Se fossi messo alle strette, legato, imbavagliato e costretto a scegliere
il miglior disco del primo periodo dei Camel, questa ricadrebbe su "Moonmadness".
L’anno
di uscita è il 1976, anno in cui la scena progressive in Inghilterra era
dominata dalla scuola di Canterbury, costituita da band come Caravan e Gentle
Giant ma erano molto in auge anche artisti come Curved Air, Gong, King Crimson,
Pink Floyd e Genesis.
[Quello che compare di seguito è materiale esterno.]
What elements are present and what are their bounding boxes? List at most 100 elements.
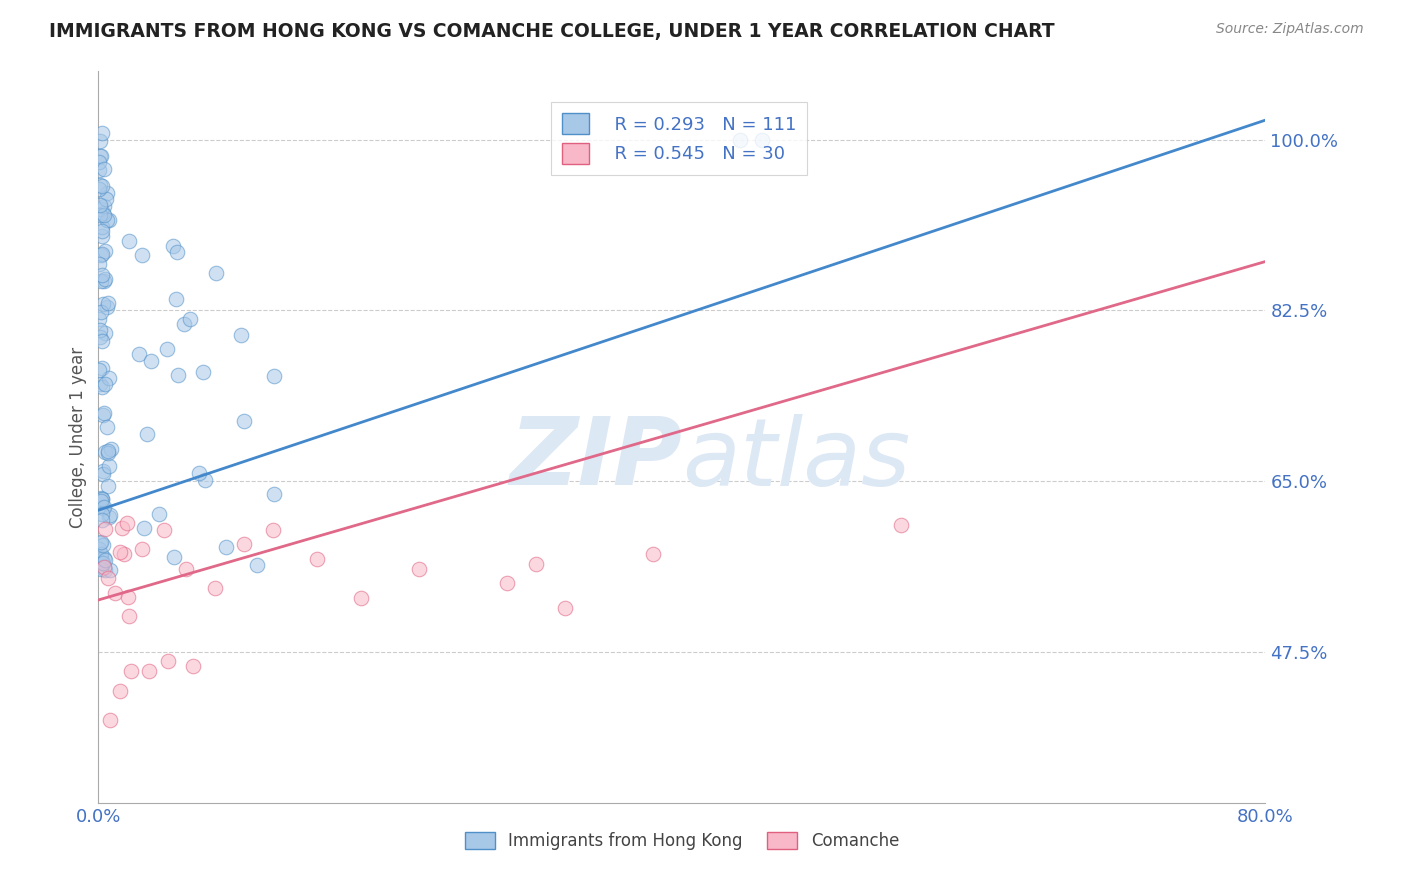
Point: [93, 560, 115, 574]
Point: [174, 562, 197, 576]
Point: [97, 443, 120, 458]
Point: [94, 445, 117, 459]
Point: [98, 713, 121, 727]
Point: [89, 330, 111, 344]
Point: [191, 366, 214, 380]
Point: [89, 536, 111, 550]
Legend: Immigrants from Hong Kong, Comanche: Immigrants from Hong Kong, Comanche: [458, 825, 905, 856]
Point: [89, 311, 111, 326]
Point: [751, 133, 773, 147]
Point: [94, 523, 117, 537]
Point: [89, 149, 111, 163]
Point: [89, 208, 111, 222]
Point: [93, 406, 115, 420]
Point: [97, 296, 120, 310]
Point: [93, 274, 115, 288]
Point: [157, 654, 180, 668]
Point: [108, 544, 131, 558]
Point: [90, 547, 112, 561]
Point: [91, 408, 114, 422]
Point: [524, 557, 547, 571]
Point: [97, 571, 120, 585]
Point: [90, 334, 112, 348]
Point: [89, 323, 111, 337]
Point: [89, 535, 111, 549]
Point: [194, 473, 217, 487]
Point: [205, 266, 228, 280]
Point: [97, 446, 120, 460]
Point: [96, 419, 118, 434]
Point: [496, 576, 519, 591]
Point: [97, 509, 120, 524]
Point: [90, 361, 112, 376]
Point: [263, 487, 285, 501]
Point: [118, 608, 141, 623]
Point: [96, 186, 118, 201]
Point: [89, 541, 111, 556]
Point: [165, 292, 187, 306]
Point: [90, 562, 112, 576]
Point: [350, 591, 373, 605]
Point: [181, 659, 204, 673]
Text: Source: ZipAtlas.com: Source: ZipAtlas.com: [1216, 22, 1364, 37]
Point: [104, 586, 127, 600]
Point: [163, 550, 186, 565]
Point: [90, 248, 112, 262]
Point: [173, 318, 195, 332]
Point: [262, 523, 284, 537]
Point: [90, 380, 112, 394]
Point: [263, 368, 285, 383]
Point: [730, 133, 752, 147]
Point: [188, 467, 211, 481]
Point: [112, 547, 135, 561]
Point: [91, 268, 114, 282]
Point: [94, 326, 117, 341]
Point: [98, 370, 121, 384]
Point: [91, 126, 114, 140]
Point: [148, 508, 170, 522]
Point: [89, 257, 111, 271]
Point: [134, 521, 156, 535]
Point: [128, 347, 150, 361]
Point: [131, 248, 153, 262]
Point: [153, 523, 176, 537]
Point: [117, 590, 139, 604]
Point: [93, 564, 115, 578]
Point: [97, 479, 120, 493]
Point: [98, 563, 121, 577]
Point: [91, 501, 114, 516]
Point: [94, 553, 117, 567]
Point: [91, 538, 114, 552]
Point: [408, 562, 430, 576]
Y-axis label: College, Under 1 year: College, Under 1 year: [69, 346, 87, 528]
Point: [96, 213, 118, 227]
Point: [89, 202, 111, 217]
Point: [90, 274, 112, 288]
Point: [231, 328, 253, 343]
Point: [93, 550, 115, 565]
Point: [90, 224, 112, 238]
Point: [204, 581, 226, 595]
Point: [89, 134, 111, 148]
Point: [155, 342, 177, 356]
Point: [111, 521, 134, 535]
Point: [91, 206, 114, 220]
Point: [87, 163, 110, 178]
Point: [890, 517, 912, 532]
Point: [307, 552, 329, 566]
Point: [233, 537, 256, 551]
Point: [554, 600, 576, 615]
Point: [91, 219, 114, 234]
Point: [117, 516, 139, 530]
Point: [232, 414, 254, 428]
Point: [641, 547, 664, 561]
Point: [141, 354, 163, 368]
Point: [91, 507, 114, 521]
Point: [90, 179, 112, 194]
Point: [97, 213, 120, 227]
Point: [87, 155, 110, 169]
Point: [90, 304, 112, 318]
Point: [94, 244, 117, 258]
Point: [98, 459, 121, 474]
Point: [162, 239, 184, 253]
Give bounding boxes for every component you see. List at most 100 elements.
I Camel non sono mai stati contemplati nel filone
di Canterbury (nonostante la leggera somiglianza con i Caravan) né paragonati
ad altri gruppi a loro contemporanei: in effetti ho sempre considerato Latimer
e compagni l’esempio ideale di come una prog band di quei tempi dovesse
comporre musica perché hanno saputo proporre un sound più accessibile e
se mi permettete più commerciale, pur nel rispetto dei canoni tanto cari
al progressive rock di allora. La strumentale "Aristillus" (grande
introduzione) apre il sipario su "Song Within A Song", così dolcemente
malinconica che ripropone le sonorità simili al materiale del precedente
"Mirage": le maestose note della chitarra e del flauto di Latimer
firmano una della canzoni che sono entrate nella decennale storia del gruppo.
Il
disco prosegue con "Chord Change" caratterizzata da un’apertura
in perfetto prog-style anni ’70, anche se è l’intermezzo centrale il fulcro
del brano, dove Latimer ci delizia con passaggi di chitarra di una classe
assoluta. "Spirit Of The Water" è uno dei brani dei Camel a cui
sono più affezionato: solo 2 minuti e 9 secondi di pianoforte e voce filtrata
di Pete Bardens, che tuttavia riescono ad evocare i mille significati della
vita terrena. "Another Night" è prevalentemente strumentale ed
è la sua fortuna in quanto gli interventi vocali non sono niente di speciale.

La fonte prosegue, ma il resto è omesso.